Q&A With Frost Brown Todd's Steven Goldstein

May 7, 2012

Steven J. Goldstein is a member in Frost Brown Todd LLC's Cincinnati office, where he chairs the firm's intellectual property department. He joined Frost Brown Todd as chairman of the intellectual property department in June 1994. He previously spent 19 years at The Procter & Gamble Company as a patent attorney and legal manager, ultimately serving as an associate general counsel-patent and world patent coordinator.

Goldstein's practice emphasizes all aspects of U.S. patent prosecution, portfolio management and counseling, as well as licensing, trade secret and antitrust law. He is also an adjunct professor at the University of Cincinnati College of Law, and a member of the MIT Education Council, the Research Committee of Cincinnati Children’s Hospital, and the board of trustees of BioStart.

Q: What is the most challenging case you have worked on and what made it challenging?

A: Since I specialize in patent prosecution and counseling, and I do not handle litigation matters, the challenges I face are a bit different from those typically faced by attorneys. For me, the greatest challenge is to develop creative approaches for obtaining commercially meaningful patent protection on an invention when there is close prior art. This is difficult because you need to claim the invention so as to cover its most important aspects in a way that precludes competitors from copying it, while not being so broad as to overlap known products or other disclosures.

For example, we wanted to get protection on a method of treatment for building bone in an osteoporosis patient; the method utilized two known pharmaceuticals given in a specific regimen over a one-month period. In addition to claiming the method, we also claimed a dispenser containing the tablets in a calendar arrangement that provided the correct pill on the correct day. The complexity of the regimen, and the high probability of patient error inherent in the method, made the dispenser a much better way to administer the medicines, rather than taking individual tablets out of the pill bottles each day. This claiming strategy gave us valuable product protection on a device the doctors wanted to prescribe, rather than relying solely on method coverage.

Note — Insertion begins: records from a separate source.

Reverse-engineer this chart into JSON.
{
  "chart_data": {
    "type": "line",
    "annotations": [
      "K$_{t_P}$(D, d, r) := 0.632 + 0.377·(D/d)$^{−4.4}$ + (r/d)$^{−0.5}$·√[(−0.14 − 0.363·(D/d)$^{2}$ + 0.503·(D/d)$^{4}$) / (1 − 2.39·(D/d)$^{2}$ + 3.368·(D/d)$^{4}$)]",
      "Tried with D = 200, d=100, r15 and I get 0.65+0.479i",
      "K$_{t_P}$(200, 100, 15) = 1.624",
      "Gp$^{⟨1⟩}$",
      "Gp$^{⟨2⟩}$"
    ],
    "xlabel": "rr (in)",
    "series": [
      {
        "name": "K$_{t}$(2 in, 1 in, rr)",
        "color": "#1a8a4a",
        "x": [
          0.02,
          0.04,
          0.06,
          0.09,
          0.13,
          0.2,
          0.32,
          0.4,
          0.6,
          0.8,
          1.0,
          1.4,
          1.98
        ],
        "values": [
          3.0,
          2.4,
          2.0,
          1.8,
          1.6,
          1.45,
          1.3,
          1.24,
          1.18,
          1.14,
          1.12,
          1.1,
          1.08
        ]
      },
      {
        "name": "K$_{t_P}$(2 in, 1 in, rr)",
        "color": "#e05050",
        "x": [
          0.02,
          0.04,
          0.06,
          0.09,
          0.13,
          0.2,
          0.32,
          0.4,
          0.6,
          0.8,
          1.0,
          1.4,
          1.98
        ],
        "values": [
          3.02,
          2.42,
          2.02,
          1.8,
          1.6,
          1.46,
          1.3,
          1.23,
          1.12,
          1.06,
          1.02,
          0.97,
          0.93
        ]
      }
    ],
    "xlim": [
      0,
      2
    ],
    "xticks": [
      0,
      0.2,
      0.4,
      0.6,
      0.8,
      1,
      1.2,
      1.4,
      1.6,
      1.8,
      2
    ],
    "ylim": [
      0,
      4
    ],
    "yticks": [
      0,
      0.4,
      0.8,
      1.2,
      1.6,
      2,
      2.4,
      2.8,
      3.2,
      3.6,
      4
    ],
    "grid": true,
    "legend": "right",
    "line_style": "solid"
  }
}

In a more conventional sense, I prepared and argued (and won) the federal appeal in Tofe v. Winchell, a case which changed some long-standing law relating to the role of the best mode requirement in patent interferences. This took place early in my career, and it was very exciting.

Q: What aspects of your practice are in need of reform and why?

A: I think the major problem in patent prosecution right now is the long pendency times for new patent applications in the U.S. Patent and Trademark Office. Multiple-year waits before receiving the initial review from the patent examiner greatly lessens the value of patents (especially in fast-moving technologies, like information technology) and erodes public confidence in the system. This affects life sciences product development since it means that applicants have to wait longer in the development cycle before they understand the patentability prospects for a given development.

The USPTO is working actively to alleviate this problem, by adding examiners (to the extent budgets will permit) and by providing an expedited prosecution track, by paying a premium fee, for a limited number of applications. While this expedited prosecution option is useful for applicants who can afford it, long pendency times is an issue for all applicants, and the USPTO is actively working to address that issue.

Q: What is an important issue or case relevant to your practice area and why?

A: The America Invents Act, which became law in September 2011, makes some fundamental changes in the patent system over an 18-month period. The implementation of that law in the USPTO and in individual practices is a major focus area in patent practice right now and will be for the next several years. These changes include, among many others, the switch to a “first inventor to file” system for awarding patent rights, and a new procedure for third-party opposition of newly granted patents. This will not only require procedural changes by service providers (USPTO and attorneys), but will also require significant re-education of clients so that they understand how they have to change their day-to-day operations to most effectively operate under this new patent regime.

Q: Outside your own firm, name an attorney who has impressed you and explain why?

A: Mike Brennan, at Harness Dickey & Pierce in Troy, Mich., is an outstanding patent practitioner. In addition to his deep experience and knowledge base in patent law, Mike is very pragmatic and provides real business-focused legal advice which is extremely valuable to clients.

Q: What is a mistake you made early in your career and what did you learn from it?

A: There have been many, both in terms of my role as a lawyer and my role as a legal manager, but one key mistake I made early in my career was “writing like a lawyer.” While that’s a natural thing to do when you first graduate from law school, my mentors at Procter & Gamble (the home of the one-page memo) taught me to keep my writing simple, succinct and business/client-focused. Good writing is what distinguishes great attorneys from good attorneys. It is not only valuable when waiting for decision-makers and adversaries, but it is also an excellent way to build strong bonds with your clients. This is an important lesson I bring to the attorneys that I train and the students in my law school classes.